I remember the great expectations in the air when, during the election campaign leading up to the 2013 general election, former prime minister Joseph Muscat promised so many positive changes after 25 years of Nationalist administration that eventually was on the wane and out of steam.

He promised a new approach that would move Malta forward. Indeed, he did so, but in the wrong direction. The country has moved from delirium to disenchantment. From a blissful honeymoon to an acrimonious divorce, we no longer speak of the Maltese dream but rather of the Maltese morass, where the Labour Movement can still win elections, but with declining margins and worse perceptions. An era of political regression and social resistance in the face of its implications.

The Labour vision entailed only an attempt to recentralise power but not an effort to reconstruct and remodel the State. An ambitious but ill-fated project based on reforms but not enough of them, built upon corruption and undone by it. It did not seek to make the pie bigger, but to slice it up among party stalwarts and privileged contractors. It did not really seek more competition, but state-administered rent-seeking that ended up shoring up crony capitalism. It did not seek to combat impunity but rather to take advantage of it.

Today, Malta is saddled with a government that launched structural reforms that were celebrated at the time of their approval but diluted or sabotaged at the time of their implementation. It forced acceptance of top-down reforms without seeking bottom-up consensus. In the case of education reform, it forced acceptance of a rollout that did not consider the views of entrenched unions unable to comprehend what the reform entailed.

A government that looks like the lamest of all lame ducks. Unquestionably, "better" has not come to pass. Material conditions for Maltese have measurably degraded. In-work poverty has risen to record highs; many children in poverty live in households where all adults are working. Cut through the protestations about increases in public spending and look at the reality: for many people, standards of living are the worst they have been. In real-world terms, incomes have remained stagnant or shrunk, while the cost of living — or more accurately, the cost of just about surviving — has shot up thanks to a steep rise in just about every basic expense.

Marked atrophy in our quality of life and crumbling anchor institutions have contributed to increasing disillusionment with the ability of party politics to create change. Trust in politicians has sunk to its lowest rate on record. A growing percentage of Maltese view political representatives as out for themselves. Voter turnout for general elections threatens to remain consistently lower than ever. Partisan dealignment means the number of people who once strongly identified with a political party has declined.

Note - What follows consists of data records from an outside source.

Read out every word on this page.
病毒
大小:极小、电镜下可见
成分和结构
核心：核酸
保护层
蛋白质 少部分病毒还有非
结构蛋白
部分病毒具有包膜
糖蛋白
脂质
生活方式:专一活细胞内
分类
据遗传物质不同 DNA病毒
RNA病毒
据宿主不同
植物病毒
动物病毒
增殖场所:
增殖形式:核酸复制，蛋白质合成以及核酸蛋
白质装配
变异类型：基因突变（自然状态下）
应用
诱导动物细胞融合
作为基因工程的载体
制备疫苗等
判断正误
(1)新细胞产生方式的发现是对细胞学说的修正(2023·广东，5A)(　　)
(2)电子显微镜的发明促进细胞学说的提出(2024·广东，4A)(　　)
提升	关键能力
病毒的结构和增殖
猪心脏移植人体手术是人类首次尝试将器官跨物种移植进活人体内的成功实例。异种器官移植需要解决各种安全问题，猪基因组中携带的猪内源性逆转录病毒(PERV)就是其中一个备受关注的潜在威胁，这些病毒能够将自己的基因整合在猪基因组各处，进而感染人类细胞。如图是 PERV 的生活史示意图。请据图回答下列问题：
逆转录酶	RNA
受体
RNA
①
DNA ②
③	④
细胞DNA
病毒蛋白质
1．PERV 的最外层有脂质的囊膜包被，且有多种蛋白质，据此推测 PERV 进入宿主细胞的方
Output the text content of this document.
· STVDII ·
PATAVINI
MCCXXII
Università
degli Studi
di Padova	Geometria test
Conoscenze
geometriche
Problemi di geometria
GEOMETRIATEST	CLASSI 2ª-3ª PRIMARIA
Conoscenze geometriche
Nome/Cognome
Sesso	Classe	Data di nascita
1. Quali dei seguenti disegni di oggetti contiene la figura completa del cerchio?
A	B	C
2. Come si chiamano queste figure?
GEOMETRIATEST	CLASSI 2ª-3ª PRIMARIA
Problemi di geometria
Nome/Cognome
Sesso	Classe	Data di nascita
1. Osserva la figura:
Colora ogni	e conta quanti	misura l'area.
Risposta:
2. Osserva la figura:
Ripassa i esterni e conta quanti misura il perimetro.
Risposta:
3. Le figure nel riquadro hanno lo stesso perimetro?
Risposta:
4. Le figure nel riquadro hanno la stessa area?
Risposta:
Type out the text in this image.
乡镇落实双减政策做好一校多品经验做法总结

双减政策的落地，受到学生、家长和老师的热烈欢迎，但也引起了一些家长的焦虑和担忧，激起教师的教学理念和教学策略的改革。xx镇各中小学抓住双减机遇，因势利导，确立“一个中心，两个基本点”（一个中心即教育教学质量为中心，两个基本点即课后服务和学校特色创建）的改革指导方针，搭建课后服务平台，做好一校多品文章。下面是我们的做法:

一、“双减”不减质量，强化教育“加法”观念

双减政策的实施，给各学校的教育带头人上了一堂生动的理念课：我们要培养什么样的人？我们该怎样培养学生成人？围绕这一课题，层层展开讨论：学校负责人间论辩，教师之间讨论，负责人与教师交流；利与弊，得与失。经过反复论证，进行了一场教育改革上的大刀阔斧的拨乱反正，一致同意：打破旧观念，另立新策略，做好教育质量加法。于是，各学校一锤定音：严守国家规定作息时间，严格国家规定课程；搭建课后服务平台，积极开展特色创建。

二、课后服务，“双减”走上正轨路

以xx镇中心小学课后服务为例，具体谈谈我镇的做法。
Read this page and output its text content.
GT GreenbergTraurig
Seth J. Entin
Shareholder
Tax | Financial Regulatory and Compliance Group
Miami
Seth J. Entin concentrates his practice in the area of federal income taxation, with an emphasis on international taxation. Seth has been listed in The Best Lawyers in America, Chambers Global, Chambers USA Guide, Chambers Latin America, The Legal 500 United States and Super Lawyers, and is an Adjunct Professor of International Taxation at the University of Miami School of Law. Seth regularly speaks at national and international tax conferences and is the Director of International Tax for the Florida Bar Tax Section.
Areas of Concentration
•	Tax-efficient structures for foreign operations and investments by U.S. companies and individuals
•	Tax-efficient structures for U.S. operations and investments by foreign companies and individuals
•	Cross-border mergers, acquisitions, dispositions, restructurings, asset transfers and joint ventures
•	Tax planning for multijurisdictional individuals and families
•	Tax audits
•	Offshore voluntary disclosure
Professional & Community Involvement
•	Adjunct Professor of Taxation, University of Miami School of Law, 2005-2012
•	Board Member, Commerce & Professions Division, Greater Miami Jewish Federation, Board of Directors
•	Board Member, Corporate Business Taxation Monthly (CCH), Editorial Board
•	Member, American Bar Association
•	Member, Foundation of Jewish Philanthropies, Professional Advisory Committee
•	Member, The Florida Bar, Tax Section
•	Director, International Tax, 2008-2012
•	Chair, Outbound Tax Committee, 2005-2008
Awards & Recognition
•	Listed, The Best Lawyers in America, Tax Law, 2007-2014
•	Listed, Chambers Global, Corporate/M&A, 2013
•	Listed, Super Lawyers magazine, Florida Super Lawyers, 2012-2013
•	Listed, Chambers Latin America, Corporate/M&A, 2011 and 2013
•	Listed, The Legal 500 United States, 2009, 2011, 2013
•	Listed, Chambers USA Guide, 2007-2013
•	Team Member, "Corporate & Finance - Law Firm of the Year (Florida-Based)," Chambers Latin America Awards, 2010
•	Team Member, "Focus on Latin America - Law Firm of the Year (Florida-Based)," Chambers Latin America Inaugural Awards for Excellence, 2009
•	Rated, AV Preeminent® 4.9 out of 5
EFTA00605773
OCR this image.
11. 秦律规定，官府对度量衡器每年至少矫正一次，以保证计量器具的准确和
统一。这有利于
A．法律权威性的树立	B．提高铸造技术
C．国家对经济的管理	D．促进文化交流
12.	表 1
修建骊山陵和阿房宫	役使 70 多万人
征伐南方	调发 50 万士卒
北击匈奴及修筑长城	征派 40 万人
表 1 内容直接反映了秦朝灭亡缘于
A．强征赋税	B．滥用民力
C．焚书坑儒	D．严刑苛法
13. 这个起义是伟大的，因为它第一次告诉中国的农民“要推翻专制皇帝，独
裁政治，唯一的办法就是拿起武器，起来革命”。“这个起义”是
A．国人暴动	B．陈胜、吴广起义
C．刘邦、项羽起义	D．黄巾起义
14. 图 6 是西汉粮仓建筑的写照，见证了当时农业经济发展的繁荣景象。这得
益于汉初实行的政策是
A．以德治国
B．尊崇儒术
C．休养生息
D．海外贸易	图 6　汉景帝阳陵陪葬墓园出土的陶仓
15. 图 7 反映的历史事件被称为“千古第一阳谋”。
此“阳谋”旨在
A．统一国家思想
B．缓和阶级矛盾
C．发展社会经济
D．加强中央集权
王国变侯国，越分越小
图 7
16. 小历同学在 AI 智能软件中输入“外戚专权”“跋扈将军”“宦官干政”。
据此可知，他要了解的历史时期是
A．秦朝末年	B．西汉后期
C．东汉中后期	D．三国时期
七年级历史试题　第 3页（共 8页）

But for those people, what are their politics now that they have no parliamentary anchor? What do they actually believe in? Perhaps they wanted things to get "better," but what did that even mean? Where should they put all that hope if they do not want it to curdle into apathy and nihilism?

The necessary optimism that keeps the political self moving feels almost impossible if you are painfully, obsessively aware of every social ill that needs amending. You cannot care too much, but you can be rendered immobile by the sheer scale of the work that lies ahead. However, amid the muck of our current circumstances, I am noticing some green shoots sprouting in the form of increased non-party political activity from the people around me.

Elsewhere, I see people volunteering, campaigning and helping out. Most of them do not view these acts as explicitly "political" (despite the grassroots being the bedrock of politics) because they are not tied to traditional parliamentary parties. Instead, there are distinct goals attached: protection of the environment, resistance to the construction frenzy, ensuring free public access to the coastal beaches and waters, freedom of expression and full access to information, and the like.

Hope today has come to mean achieving aims that keep you marching forward to the next one, not stopping to be completely overwhelmed by the bigger picture. These burgeoning engagements in community action provide me with an injection of optimism. I am not unrealistic; it is hardly a tsunami or even a sea change. But people are getting involved who were not before. They are still invested in that promise of better. For too long, fear has been the primary motivator in Maltese politics, driving patterns of disunity and disintegration. Perhaps that will never change on a national scale. Yet those with capacity can still try to make a difference, whatever that looks like, on their doorsteps; otherwise, it certainly will not.

We have tried misery and apathy. They only bore rotten fruit. Maybe there is still hope. A hope that can sweep an engulfing delusion away. A hope that can do the trick. A new dawn for Malta can still be within our reach.